Kişilerin inançları, karakterleri, tecrübeleri, kabullenişleri vb, yaşanan korkuların kişide yarattığı etkiyi bile zıttına çevirebilir. Ancak bu çok uzun ve sıkıntılı bir süreç ister. Buna da hayat şartları deriz. Aynı şekilde kişinin mutlu olduğu şeyler, zamanla kişinin aleyhine de işleyebilir. Yani duygular tek başına psikolojiye yön verirse, ilkel toplumlar olarak iradesizce yaşamamız anlamına geleceğinden, insanoğlu gelişmez. Yaşamanın da anlamı olmaz.
Kişi için duyguların tanımları değişir, hatta kullandığımız sözlerin anlamları bile değişir farkındalık arttıkça. Duygular, düşünceye hizmet etmelidir diye bir iddiam yok. Ancak bunlar senkronlu çalışmalıdır. Tıpkı bağlı olarak çalışan kasnaklar gibi. Duygu ve düşünceler arasındaki bütünlük de kanımca tecrübesiz, ilimsiz, sistemsiz olmaz.
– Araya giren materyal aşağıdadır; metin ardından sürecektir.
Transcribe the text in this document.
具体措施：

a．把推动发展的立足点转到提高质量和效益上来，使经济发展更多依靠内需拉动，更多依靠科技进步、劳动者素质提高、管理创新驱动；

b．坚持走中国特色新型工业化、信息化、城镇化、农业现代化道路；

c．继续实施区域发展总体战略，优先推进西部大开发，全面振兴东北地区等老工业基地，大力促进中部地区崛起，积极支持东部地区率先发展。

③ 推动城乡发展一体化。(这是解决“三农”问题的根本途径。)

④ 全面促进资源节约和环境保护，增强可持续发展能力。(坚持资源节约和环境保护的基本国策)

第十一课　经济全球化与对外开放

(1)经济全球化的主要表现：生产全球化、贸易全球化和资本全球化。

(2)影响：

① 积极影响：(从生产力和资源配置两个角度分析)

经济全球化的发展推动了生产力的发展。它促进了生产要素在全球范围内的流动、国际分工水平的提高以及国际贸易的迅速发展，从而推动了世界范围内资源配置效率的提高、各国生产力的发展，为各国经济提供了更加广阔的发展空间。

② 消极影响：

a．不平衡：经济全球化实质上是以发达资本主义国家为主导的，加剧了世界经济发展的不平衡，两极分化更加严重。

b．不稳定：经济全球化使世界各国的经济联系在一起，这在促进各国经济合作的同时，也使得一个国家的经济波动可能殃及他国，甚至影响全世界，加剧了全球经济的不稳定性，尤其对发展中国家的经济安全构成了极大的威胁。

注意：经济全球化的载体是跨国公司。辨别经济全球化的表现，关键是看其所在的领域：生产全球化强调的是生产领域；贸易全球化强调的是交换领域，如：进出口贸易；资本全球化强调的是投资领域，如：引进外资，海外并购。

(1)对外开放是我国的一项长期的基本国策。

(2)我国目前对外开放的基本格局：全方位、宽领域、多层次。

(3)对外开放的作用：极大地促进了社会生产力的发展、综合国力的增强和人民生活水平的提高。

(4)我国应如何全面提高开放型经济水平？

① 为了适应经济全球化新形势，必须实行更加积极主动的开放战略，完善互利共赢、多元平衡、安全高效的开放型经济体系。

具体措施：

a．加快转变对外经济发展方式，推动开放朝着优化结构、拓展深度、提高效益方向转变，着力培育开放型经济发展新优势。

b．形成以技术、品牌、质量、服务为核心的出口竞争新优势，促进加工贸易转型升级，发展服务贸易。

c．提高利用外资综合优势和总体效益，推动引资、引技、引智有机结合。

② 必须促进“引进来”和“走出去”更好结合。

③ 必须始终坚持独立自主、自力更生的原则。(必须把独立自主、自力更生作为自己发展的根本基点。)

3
Duygu ve düşüncelerin bitmeyen savaşı ve "duyguları kontrol etmeye çalışma" çabaları geçmişten bugüne edebiyattan sanata, hayata her alanda izler barındırır. Ancak insan için önemli olan bastırma değildir. Gönül rızasıdır. Kişi neye inanırsa inansın, gönül rızasıyla inanmalı. Gönlü kabul etmeyen şeyler varsa hayatında, bunların nedenini araştırmalı ve kabullenme/değiştirme yolunda adımlar atmalıdır. Ancak öğrenmenin sonu olmadığını, "oldum" deme lüksünün olmayacağını kabul edebilmelidir. Gönlü buna razı olursa, öğreneceği şeylerle ilgili kanaatleri ve görüşü daha net olacaktır. Duygularla düşünceler çatışmamalı mıdır? Çatışabilir. Ancak sonunda barış mutlaka olmalıdır. İlimle ve tecrübeyle şekil verilmedikçe, duyguların gönül rızası olmadan bastırılması, yaşanmamış tecrübelerden dolayı kişiyi kemiren soru işaretleri olarak kalacaktır. Bu, uyumu değil, uyumsuzluğu ve çatışmayı şiddetlendirecektir.